Justice Binnie, writing for a seven-judge panel, agreed. He held that the claimed modern right to fish commercially all fish species in the claimants’ territory was not a “logical evolution” of the pre-contact trade in eulachon grease. That trade did not provide a “sufficient historical basis” for the broad commercial right. More specifically, the earlier activity and the present claim were “qualitatively different” in the sense that the Lax Kw’alaams did not trade other species “in any significant way”. They were also “quantitatively different” because the relative importance to the modern Lax Kw’alaams economy of a commercial right would “lack proportionality” to the relative pre-contact importance of trade in eulachon grease.
The Court also rejected the Lax Kw’alaams’ assertion that the trial judge wrongly failed to characterize the claim only after she had heard the evidence at trial. Binnie J. held that a trial judge was not required “to put together a report” on what Aboriginal rights might exist had the claimants properly pleaded their rights. Instead, judges must characterize a claim to Aboriginal rights on the basis of the pleadings. That approach is consistent with the logic that the relevance of evidence follows the pleadings, with Aboriginal rights law authority, and with rules of civil procedure. This approach meant that in past (regulatory) cases, the characterization re-defined and limited the claimed right to one that was simply adequate to defend against the relevant prosecution.

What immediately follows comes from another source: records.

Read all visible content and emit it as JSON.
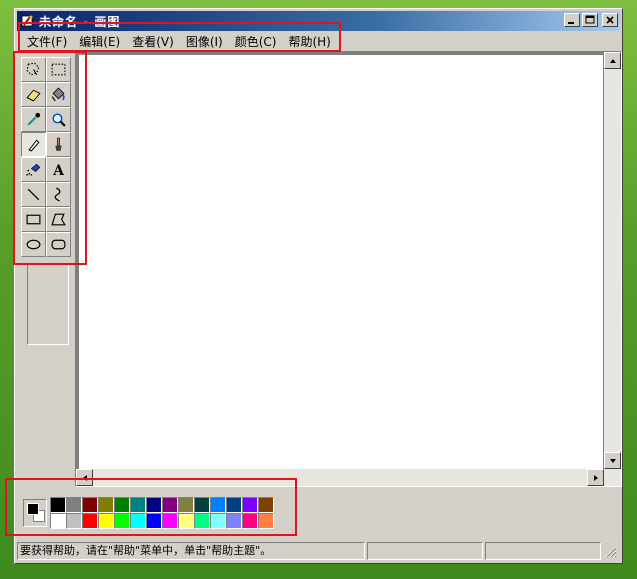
{
  "window": {
    "title": "未命名 - 画图"
  },
  "menu": [
    {
      "label": "文件(F)"
    },
    {
      "label": "编辑(E)"
    },
    {
      "label": "查看(V)"
    },
    {
      "label": "图像(I)"
    },
    {
      "label": "颜色(C)"
    },
    {
      "label": "帮助(H)"
    }
  ],
  "tools": [
    {
      "name": "free-select-icon"
    },
    {
      "name": "rect-select-icon"
    },
    {
      "name": "eraser-icon"
    },
    {
      "name": "fill-bucket-icon"
    },
    {
      "name": "color-picker-icon"
    },
    {
      "name": "magnifier-icon"
    },
    {
      "name": "pencil-icon",
      "active": true
    },
    {
      "name": "brush-icon"
    },
    {
      "name": "airbrush-icon"
    },
    {
      "name": "text-icon"
    },
    {
      "name": "line-icon"
    },
    {
      "name": "curve-icon"
    },
    {
      "name": "rectangle-icon"
    },
    {
      "name": "polygon-icon"
    },
    {
      "name": "ellipse-icon"
    },
    {
      "name": "rounded-rect-icon"
    }
  ],
  "palette": {
    "foreground": "#000000",
    "background": "#ffffff",
    "row1": [
      "#000000",
      "#808080",
      "#800000",
      "#808000",
      "#008000",
      "#008080",
      "#000080",
      "#800080",
      "#808040",
      "#004040",
      "#0080ff",
      "#004080",
      "#8000ff",
      "#804000"
    ],
    "row2": [
      "#ffffff",
      "#c0c0c0",
      "#ff0000",
      "#ffff00",
      "#00ff00",
      "#00ffff",
      "#0000ff",
      "#ff00ff",
      "#ffff80",
      "#00ff80",
      "#80ffff",
      "#8080ff",
      "#ff0080",
      "#ff8040"
    ]
  },
  "status": {
    "text": "要获得帮助，请在\"帮助\"菜单中，单击\"帮助主题\"。"
  }
}
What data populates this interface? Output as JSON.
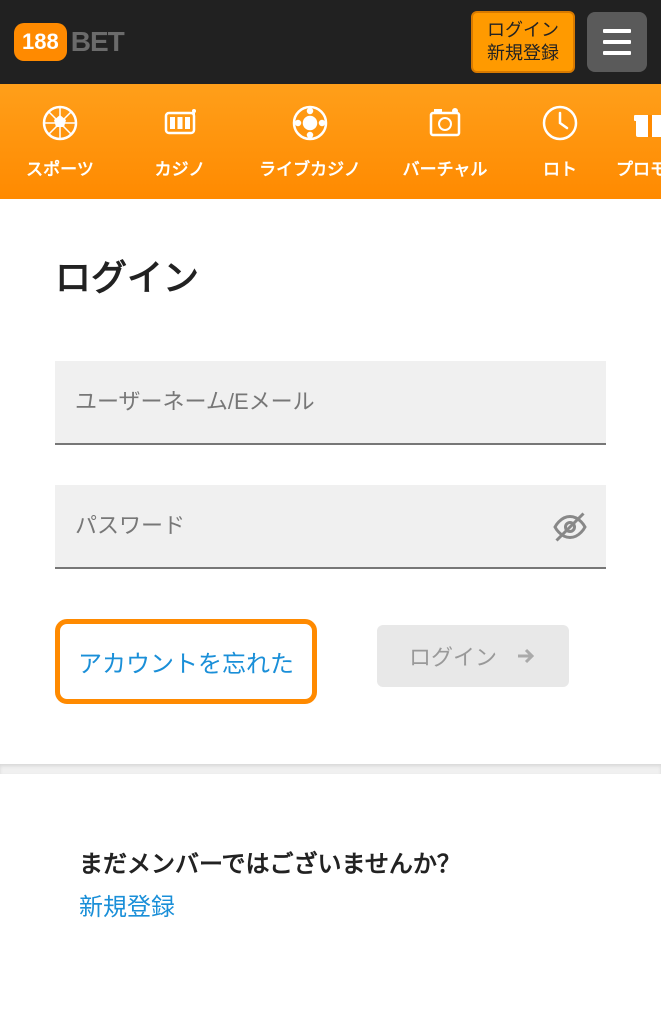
{
  "header": {
    "logo_num": "188",
    "logo_text": "BET",
    "login_label": "ログイン",
    "register_label": "新規登録"
  },
  "nav": {
    "items": [
      {
        "label": "スポーツ",
        "icon": "sports"
      },
      {
        "label": "カジノ",
        "icon": "casino"
      },
      {
        "label": "ライブカジノ",
        "icon": "live-casino"
      },
      {
        "label": "バーチャル",
        "icon": "virtual"
      },
      {
        "label": "ロト",
        "icon": "lotto"
      },
      {
        "label": "プロモー",
        "icon": "promo"
      }
    ]
  },
  "page": {
    "title": "ログイン",
    "username_placeholder": "ユーザーネーム/Eメール",
    "password_placeholder": "パスワード",
    "forgot_label": "アカウントを忘れた",
    "login_button": "ログイン"
  },
  "signup": {
    "prompt": "まだメンバーではございませんか？",
    "link": "新規登録"
  }
}
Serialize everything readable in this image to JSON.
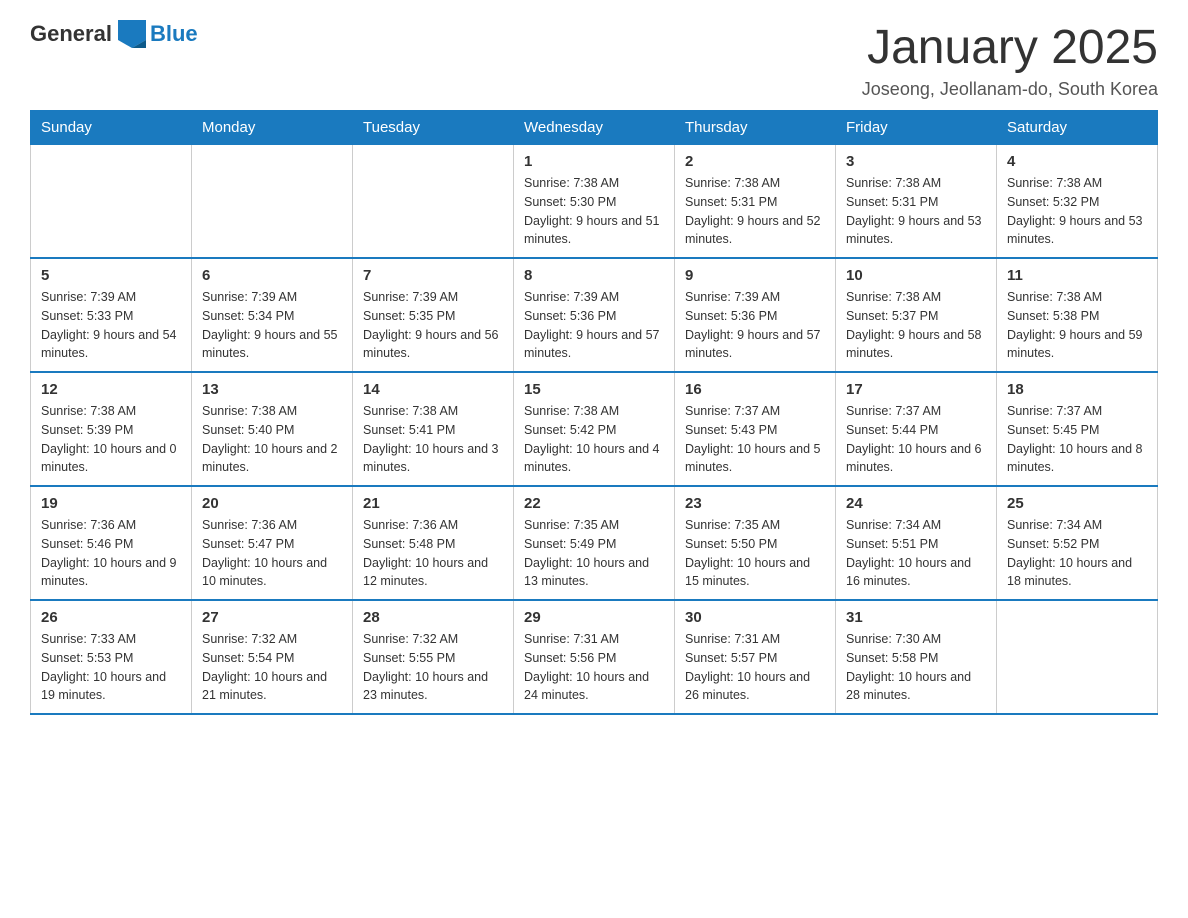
{
  "logo": {
    "general": "General",
    "blue": "Blue"
  },
  "title": "January 2025",
  "subtitle": "Joseong, Jeollanam-do, South Korea",
  "days_of_week": [
    "Sunday",
    "Monday",
    "Tuesday",
    "Wednesday",
    "Thursday",
    "Friday",
    "Saturday"
  ],
  "weeks": [
    [
      {
        "day": "",
        "info": ""
      },
      {
        "day": "",
        "info": ""
      },
      {
        "day": "",
        "info": ""
      },
      {
        "day": "1",
        "info": "Sunrise: 7:38 AM\nSunset: 5:30 PM\nDaylight: 9 hours and 51 minutes."
      },
      {
        "day": "2",
        "info": "Sunrise: 7:38 AM\nSunset: 5:31 PM\nDaylight: 9 hours and 52 minutes."
      },
      {
        "day": "3",
        "info": "Sunrise: 7:38 AM\nSunset: 5:31 PM\nDaylight: 9 hours and 53 minutes."
      },
      {
        "day": "4",
        "info": "Sunrise: 7:38 AM\nSunset: 5:32 PM\nDaylight: 9 hours and 53 minutes."
      }
    ],
    [
      {
        "day": "5",
        "info": "Sunrise: 7:39 AM\nSunset: 5:33 PM\nDaylight: 9 hours and 54 minutes."
      },
      {
        "day": "6",
        "info": "Sunrise: 7:39 AM\nSunset: 5:34 PM\nDaylight: 9 hours and 55 minutes."
      },
      {
        "day": "7",
        "info": "Sunrise: 7:39 AM\nSunset: 5:35 PM\nDaylight: 9 hours and 56 minutes."
      },
      {
        "day": "8",
        "info": "Sunrise: 7:39 AM\nSunset: 5:36 PM\nDaylight: 9 hours and 57 minutes."
      },
      {
        "day": "9",
        "info": "Sunrise: 7:39 AM\nSunset: 5:36 PM\nDaylight: 9 hours and 57 minutes."
      },
      {
        "day": "10",
        "info": "Sunrise: 7:38 AM\nSunset: 5:37 PM\nDaylight: 9 hours and 58 minutes."
      },
      {
        "day": "11",
        "info": "Sunrise: 7:38 AM\nSunset: 5:38 PM\nDaylight: 9 hours and 59 minutes."
      }
    ],
    [
      {
        "day": "12",
        "info": "Sunrise: 7:38 AM\nSunset: 5:39 PM\nDaylight: 10 hours and 0 minutes."
      },
      {
        "day": "13",
        "info": "Sunrise: 7:38 AM\nSunset: 5:40 PM\nDaylight: 10 hours and 2 minutes."
      },
      {
        "day": "14",
        "info": "Sunrise: 7:38 AM\nSunset: 5:41 PM\nDaylight: 10 hours and 3 minutes."
      },
      {
        "day": "15",
        "info": "Sunrise: 7:38 AM\nSunset: 5:42 PM\nDaylight: 10 hours and 4 minutes."
      },
      {
        "day": "16",
        "info": "Sunrise: 7:37 AM\nSunset: 5:43 PM\nDaylight: 10 hours and 5 minutes."
      },
      {
        "day": "17",
        "info": "Sunrise: 7:37 AM\nSunset: 5:44 PM\nDaylight: 10 hours and 6 minutes."
      },
      {
        "day": "18",
        "info": "Sunrise: 7:37 AM\nSunset: 5:45 PM\nDaylight: 10 hours and 8 minutes."
      }
    ],
    [
      {
        "day": "19",
        "info": "Sunrise: 7:36 AM\nSunset: 5:46 PM\nDaylight: 10 hours and 9 minutes."
      },
      {
        "day": "20",
        "info": "Sunrise: 7:36 AM\nSunset: 5:47 PM\nDaylight: 10 hours and 10 minutes."
      },
      {
        "day": "21",
        "info": "Sunrise: 7:36 AM\nSunset: 5:48 PM\nDaylight: 10 hours and 12 minutes."
      },
      {
        "day": "22",
        "info": "Sunrise: 7:35 AM\nSunset: 5:49 PM\nDaylight: 10 hours and 13 minutes."
      },
      {
        "day": "23",
        "info": "Sunrise: 7:35 AM\nSunset: 5:50 PM\nDaylight: 10 hours and 15 minutes."
      },
      {
        "day": "24",
        "info": "Sunrise: 7:34 AM\nSunset: 5:51 PM\nDaylight: 10 hours and 16 minutes."
      },
      {
        "day": "25",
        "info": "Sunrise: 7:34 AM\nSunset: 5:52 PM\nDaylight: 10 hours and 18 minutes."
      }
    ],
    [
      {
        "day": "26",
        "info": "Sunrise: 7:33 AM\nSunset: 5:53 PM\nDaylight: 10 hours and 19 minutes."
      },
      {
        "day": "27",
        "info": "Sunrise: 7:32 AM\nSunset: 5:54 PM\nDaylight: 10 hours and 21 minutes."
      },
      {
        "day": "28",
        "info": "Sunrise: 7:32 AM\nSunset: 5:55 PM\nDaylight: 10 hours and 23 minutes."
      },
      {
        "day": "29",
        "info": "Sunrise: 7:31 AM\nSunset: 5:56 PM\nDaylight: 10 hours and 24 minutes."
      },
      {
        "day": "30",
        "info": "Sunrise: 7:31 AM\nSunset: 5:57 PM\nDaylight: 10 hours and 26 minutes."
      },
      {
        "day": "31",
        "info": "Sunrise: 7:30 AM\nSunset: 5:58 PM\nDaylight: 10 hours and 28 minutes."
      },
      {
        "day": "",
        "info": ""
      }
    ]
  ]
}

Finally, in setting out the steps for establishment of an Aboriginal right, Binnie J. added a new stage for commercial rights At this stage a court must delineate the right while considering objectives which are in the interest of all Canadians, such as the pursuit of economic and regional fairness and the reconciliation of non-Aboriginal groups’ historical reliance on the resource. It appears that in adding this step, the Court has brought forward from the infringement and justification stage the consideration of necessary societal limitations on Aboriginal rights. In the author’s view, this makes sense to the extent that courts hearing claims for declaratory relief must be mindful of non-Aboriginal interests when formulating declarations. However, insofar as it permits courts to restrict otherwise proven constitutional rights without a proper evidentiary record for doing so, it is “unjustified”.